Wycieczkę w Krośnie rozpoczęliśmy od zwiedzania Centrum Dziedzictwa szkła, najlepszego obiektu turystycznego w 2013 Polski. Prezentuje świat szkła dosłownie na wyciągnięcie ręki. To nie jest tradycyjne muzeum, w którym zwiedzających dzieli od eksponatów dystans. Wręcz przeciwnie – tu można je dotykać, obserwować jak powstają, a nawet współtworzyć, czego doświadczyli niektórzy nasi słuchacze. Wprawdzie nie wzbudzili zachwytu u pracowników muzeum, ale frajda była, a nawet skromne prezenty.
Na poszczególnych poziomach można było zobaczyć na żywo np. tworzenie witraży, grawerowanie, tworzenie szklanych ozdób, poznać proces produkcji szkła. Sercem budynku jest pomieszczenie z piecem i urządzeniami do obróbki szkła. Jest też sala kinowa (obejrzeliśmy króciutki filmik), galeria, wystawy, sklep (cieszący się dużym zainteresowaniem).Dzięki uprzejmości przewodnika, który był kopalnią wiedzy w muzeum szkła (z wykształcenia też inżynier, więc ze strony technicznej też profesjonalista) odbyliśmy cudowny spacer po starówce Krosna, która jest nazywana małym Krakowem z renesansowymi sukiennicami, zabytkowymi kamieniczkami, renesansowym ratuszem i podświetlaną fontanną.Między innymi zwiedziliśmy gotycki Kościół Franciszkanów Nawiedzenia NMP, najstarszy kościół na Podkarpaciu, istniał już w XIII w.

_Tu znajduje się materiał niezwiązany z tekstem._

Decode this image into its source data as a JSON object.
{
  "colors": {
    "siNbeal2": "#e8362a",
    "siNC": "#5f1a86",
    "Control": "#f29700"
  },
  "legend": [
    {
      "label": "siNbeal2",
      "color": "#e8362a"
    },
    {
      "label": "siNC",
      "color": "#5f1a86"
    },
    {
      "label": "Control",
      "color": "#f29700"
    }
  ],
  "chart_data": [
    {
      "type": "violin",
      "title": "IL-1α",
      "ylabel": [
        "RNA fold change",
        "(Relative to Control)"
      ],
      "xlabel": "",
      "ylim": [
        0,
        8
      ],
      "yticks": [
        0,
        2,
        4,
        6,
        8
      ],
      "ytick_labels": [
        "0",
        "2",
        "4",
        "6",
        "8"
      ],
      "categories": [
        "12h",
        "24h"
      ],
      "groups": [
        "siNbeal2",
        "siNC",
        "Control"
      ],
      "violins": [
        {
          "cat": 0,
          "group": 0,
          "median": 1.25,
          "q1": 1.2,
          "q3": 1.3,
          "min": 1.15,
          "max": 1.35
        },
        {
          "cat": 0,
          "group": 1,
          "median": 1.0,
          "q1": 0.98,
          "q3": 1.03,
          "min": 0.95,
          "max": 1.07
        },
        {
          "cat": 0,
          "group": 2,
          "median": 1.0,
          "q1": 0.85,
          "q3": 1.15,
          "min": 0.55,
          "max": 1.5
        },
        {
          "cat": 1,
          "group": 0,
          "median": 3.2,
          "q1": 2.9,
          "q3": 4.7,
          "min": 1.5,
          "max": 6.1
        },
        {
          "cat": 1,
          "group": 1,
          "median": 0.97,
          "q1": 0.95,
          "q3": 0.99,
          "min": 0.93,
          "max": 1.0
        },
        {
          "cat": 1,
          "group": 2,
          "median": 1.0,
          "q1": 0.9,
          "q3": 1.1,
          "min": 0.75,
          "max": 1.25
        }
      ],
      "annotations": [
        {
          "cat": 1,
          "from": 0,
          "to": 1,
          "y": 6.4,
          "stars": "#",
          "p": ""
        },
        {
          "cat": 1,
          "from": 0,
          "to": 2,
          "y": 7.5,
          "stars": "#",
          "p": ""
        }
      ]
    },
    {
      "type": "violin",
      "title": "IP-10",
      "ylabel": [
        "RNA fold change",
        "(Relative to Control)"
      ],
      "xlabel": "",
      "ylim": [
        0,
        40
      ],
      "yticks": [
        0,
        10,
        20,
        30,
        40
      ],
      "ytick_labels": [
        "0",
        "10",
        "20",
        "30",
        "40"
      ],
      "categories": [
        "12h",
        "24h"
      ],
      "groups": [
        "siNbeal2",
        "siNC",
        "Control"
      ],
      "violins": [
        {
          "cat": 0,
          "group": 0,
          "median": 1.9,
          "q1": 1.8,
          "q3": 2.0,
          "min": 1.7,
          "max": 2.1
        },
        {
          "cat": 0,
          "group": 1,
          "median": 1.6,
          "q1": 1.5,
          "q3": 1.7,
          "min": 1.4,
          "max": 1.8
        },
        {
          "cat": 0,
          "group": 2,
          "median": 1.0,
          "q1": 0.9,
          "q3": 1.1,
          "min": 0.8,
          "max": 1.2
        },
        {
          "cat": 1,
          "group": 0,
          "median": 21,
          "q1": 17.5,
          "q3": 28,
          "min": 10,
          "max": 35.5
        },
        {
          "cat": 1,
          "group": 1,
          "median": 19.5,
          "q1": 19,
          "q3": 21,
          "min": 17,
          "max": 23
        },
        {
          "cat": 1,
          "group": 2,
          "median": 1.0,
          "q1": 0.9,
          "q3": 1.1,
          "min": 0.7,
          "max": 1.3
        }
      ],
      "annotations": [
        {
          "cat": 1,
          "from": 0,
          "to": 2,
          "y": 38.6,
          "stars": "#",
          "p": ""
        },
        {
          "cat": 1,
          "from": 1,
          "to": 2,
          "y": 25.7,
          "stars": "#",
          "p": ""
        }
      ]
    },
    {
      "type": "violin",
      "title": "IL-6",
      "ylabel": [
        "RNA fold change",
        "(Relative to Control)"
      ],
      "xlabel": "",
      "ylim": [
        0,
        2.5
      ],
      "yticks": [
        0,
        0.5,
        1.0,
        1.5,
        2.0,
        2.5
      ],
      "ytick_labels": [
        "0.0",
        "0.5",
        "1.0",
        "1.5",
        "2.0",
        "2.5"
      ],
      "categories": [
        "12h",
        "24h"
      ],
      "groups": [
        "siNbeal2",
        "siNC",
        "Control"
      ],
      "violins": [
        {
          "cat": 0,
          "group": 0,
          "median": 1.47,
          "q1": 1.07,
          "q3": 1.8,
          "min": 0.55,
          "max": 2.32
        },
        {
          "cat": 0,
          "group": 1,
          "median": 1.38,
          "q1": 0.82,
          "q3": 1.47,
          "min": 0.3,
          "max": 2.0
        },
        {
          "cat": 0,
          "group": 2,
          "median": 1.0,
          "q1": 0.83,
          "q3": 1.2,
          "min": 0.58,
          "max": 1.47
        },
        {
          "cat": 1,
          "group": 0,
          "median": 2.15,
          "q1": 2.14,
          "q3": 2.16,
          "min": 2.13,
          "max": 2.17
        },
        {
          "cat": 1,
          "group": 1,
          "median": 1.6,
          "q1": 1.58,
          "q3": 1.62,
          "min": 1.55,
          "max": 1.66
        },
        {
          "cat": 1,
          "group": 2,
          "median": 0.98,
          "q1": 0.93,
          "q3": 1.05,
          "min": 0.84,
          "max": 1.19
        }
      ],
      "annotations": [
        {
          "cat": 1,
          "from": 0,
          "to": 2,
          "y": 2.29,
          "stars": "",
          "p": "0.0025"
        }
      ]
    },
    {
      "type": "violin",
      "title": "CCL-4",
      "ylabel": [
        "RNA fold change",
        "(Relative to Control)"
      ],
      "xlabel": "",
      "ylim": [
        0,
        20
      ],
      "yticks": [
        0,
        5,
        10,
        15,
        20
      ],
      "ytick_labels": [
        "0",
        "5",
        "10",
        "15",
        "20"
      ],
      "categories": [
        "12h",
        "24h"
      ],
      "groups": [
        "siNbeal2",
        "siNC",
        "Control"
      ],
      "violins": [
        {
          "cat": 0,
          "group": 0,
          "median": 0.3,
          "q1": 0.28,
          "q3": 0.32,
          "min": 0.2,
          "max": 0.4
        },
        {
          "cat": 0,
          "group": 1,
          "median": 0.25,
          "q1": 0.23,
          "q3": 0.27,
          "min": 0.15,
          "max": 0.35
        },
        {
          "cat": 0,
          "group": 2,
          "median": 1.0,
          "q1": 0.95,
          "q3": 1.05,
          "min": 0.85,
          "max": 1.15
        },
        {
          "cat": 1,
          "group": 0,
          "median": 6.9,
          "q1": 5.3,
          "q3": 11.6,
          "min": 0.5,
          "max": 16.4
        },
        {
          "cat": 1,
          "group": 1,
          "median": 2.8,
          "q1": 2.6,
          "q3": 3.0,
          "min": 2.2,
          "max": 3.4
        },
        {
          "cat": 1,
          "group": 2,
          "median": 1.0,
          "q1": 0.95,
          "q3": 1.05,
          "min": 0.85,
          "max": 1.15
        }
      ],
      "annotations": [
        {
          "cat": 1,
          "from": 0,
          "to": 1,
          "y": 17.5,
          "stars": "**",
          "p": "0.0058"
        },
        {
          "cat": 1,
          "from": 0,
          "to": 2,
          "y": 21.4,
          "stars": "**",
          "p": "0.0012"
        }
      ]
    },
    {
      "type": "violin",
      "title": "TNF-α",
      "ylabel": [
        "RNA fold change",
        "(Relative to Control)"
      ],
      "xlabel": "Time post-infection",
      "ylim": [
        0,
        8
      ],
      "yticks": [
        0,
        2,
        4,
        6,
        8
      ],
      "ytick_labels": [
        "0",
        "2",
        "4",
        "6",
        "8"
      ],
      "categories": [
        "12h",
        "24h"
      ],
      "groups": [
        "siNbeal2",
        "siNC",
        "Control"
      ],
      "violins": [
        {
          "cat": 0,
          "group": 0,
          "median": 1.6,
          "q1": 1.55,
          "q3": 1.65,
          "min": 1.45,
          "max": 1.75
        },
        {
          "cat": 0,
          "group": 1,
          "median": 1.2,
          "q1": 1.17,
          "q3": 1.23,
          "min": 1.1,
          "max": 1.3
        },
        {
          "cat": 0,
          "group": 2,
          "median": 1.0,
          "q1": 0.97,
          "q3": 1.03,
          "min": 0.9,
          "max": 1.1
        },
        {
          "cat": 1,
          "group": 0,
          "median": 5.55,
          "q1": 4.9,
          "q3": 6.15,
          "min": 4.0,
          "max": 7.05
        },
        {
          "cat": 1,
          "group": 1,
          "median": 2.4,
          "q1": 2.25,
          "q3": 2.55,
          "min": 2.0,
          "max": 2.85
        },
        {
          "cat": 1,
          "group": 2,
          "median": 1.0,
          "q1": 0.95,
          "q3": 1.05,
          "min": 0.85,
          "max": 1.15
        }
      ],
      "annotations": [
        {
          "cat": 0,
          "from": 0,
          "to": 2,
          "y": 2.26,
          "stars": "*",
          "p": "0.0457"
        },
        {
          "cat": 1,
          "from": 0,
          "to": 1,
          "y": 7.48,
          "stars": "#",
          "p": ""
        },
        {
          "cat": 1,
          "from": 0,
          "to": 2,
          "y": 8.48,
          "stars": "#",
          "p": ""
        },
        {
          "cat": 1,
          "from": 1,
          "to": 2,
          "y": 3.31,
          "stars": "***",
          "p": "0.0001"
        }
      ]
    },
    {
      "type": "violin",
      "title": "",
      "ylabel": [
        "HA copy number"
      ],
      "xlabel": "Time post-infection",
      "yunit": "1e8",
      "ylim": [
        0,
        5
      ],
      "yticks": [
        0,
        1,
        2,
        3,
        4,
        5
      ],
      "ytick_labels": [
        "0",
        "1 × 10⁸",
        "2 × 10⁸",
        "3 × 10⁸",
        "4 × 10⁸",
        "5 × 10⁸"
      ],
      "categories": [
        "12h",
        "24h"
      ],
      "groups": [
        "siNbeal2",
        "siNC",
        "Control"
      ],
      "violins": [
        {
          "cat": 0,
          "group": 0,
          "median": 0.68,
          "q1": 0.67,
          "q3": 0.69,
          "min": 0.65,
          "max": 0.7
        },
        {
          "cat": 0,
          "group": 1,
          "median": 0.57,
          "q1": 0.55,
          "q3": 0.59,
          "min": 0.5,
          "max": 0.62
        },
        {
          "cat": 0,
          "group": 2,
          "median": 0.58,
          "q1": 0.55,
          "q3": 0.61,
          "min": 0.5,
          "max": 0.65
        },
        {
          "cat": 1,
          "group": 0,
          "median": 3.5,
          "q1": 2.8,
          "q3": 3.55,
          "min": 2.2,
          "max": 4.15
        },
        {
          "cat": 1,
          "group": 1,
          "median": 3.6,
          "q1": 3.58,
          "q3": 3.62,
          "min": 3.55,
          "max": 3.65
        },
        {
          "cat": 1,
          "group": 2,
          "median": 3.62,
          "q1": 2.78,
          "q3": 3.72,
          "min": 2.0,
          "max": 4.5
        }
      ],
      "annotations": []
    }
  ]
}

Udaliśmy się do Żarnowca do Muzeum Marii Konopnickiej utworzonym w 1957. Na muzeum składa się dworek z XVIII w, oraz zabytkowy park o powierzchni 3 hektarów. Stanowią one dar narodowy przekazany pisarce Marii Konopnickiej w 1903 z okazji jubileuszu 25 – lecia pracy pisarskiej.Maria Konopnicka wprowadziła się do dworku wraz z Marią Dulębianką, z którą pozostawała w przyjaźni. Tu spędzała wiosenno – letnie miesiące, prowadziła szeroką działalność społeczną i pisarską. Stąd razem podróżowały do Austrii, Francji, Niemiec, Włoch, i Szwajcarii.Dworek w Żarnowcu pozostawał w rękach rodziny Marii Konopnickiej od 1910 – 1956. Po czym córka poetki Zofia oraz inni spadkobiercy, ofiarowali dworek i park narodowi polskiemu na muzeum biograficzne.Po godzinnej prezentacji przez przewodników dworku, nie rozstaliśmy się z nim i pięknym parkiem. Korzystając z bardzo słonecznej pogody oddaliśmy się jeszcze spacerom, odpoczynkowi na ławeczkach, sesji fotograficznej przy pięknie kwitnącej, okazałej magnolii. Bardzo rozczulił mnie pomysł jednej z naszych koleżanek, w tym miejscu na głos czytała coś z twórczości poetki ze świeżo zakupionej książki w sklepiku z pamiątkami.
W dobrych nastrojach, nawet ze śpiewem na ustach dotarliśmy do Mielca.